In the past few years it has been this writer’s observation and opinion that the deposition has become a basis for abuse in the judicial process. It takes people away from their work, it harasses them without any cross-examination, it increases legal fees and wastes manilla envelopes and scotch tape. It would surprise the average person to know how many cases come to this court where the depositions have not been published. The present case is an example in point. There were three depositions taken. Two of them were never used in court, and the third unnecessarily was used while the witness was in court on the witness stand. It is my guess that everything in these depositions could have been revealed within the four corners of the statutory discovery procedure without our unauthoritative enunciation of a dangerous rule having no common law nor statutory sanction in this state.

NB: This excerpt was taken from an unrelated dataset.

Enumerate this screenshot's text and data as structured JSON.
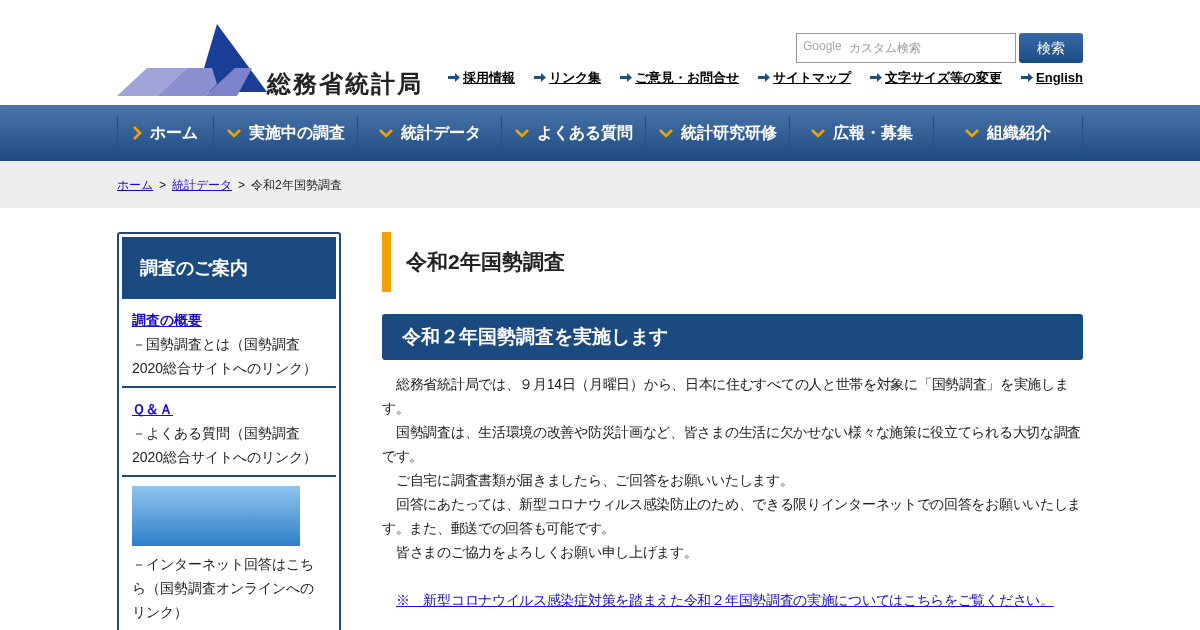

. Blackstone’s Commentaries, Vol. Ill, p. 399.

. Footnote 1; such as evidenced by Buie 75(p) (4), briefs; Buie 75(e), matters unessential for appeal; Title 21-5-8, U.C.A.Bepl.Vol.1953, witness fees; Title 78-56-12 and 78-56-9, U.C.A.1953, reporter’s fees; Title 21-5-17, U.C.A.1953, Bepl.Vol.1953, interpreter’s fees; Title 78-25-23, U.C.A.1953, Bepl.Vol.1953, paternity blood tests. Openshaw v. Openshaw, 80 Utah 9, 12 P.2d 364 (1932); Checketts v. Collins, 78 Utah 93, 1 P.2d 950 (1931); Bacon v. Harris, 71 Utah 223, 263 P. 930 (1928); Rickenberg v. Capitol Garage, 68 Utah 30, 249 P. 121 (1926); Houghton v. Barton, 49 Utah 611, 165 P. 471 (1917).

. Hawkins v. Perry, 123 Utah 16, 253 P.2d 372 (1953); Holland v. Brown, 15 Utah 2d 422, 394 P.2d 77 (1964).

. Hamman v. Witherstine, 20 Ohio Misc. 77, 252 N.E.2d 196 (Ohio App.1969); Gustin v. Johannes, 36 Wis. 195, 153 N.W.2d 70 (1967); Long v. Henderson, 459 S.W.2d 542 (Ark.1970).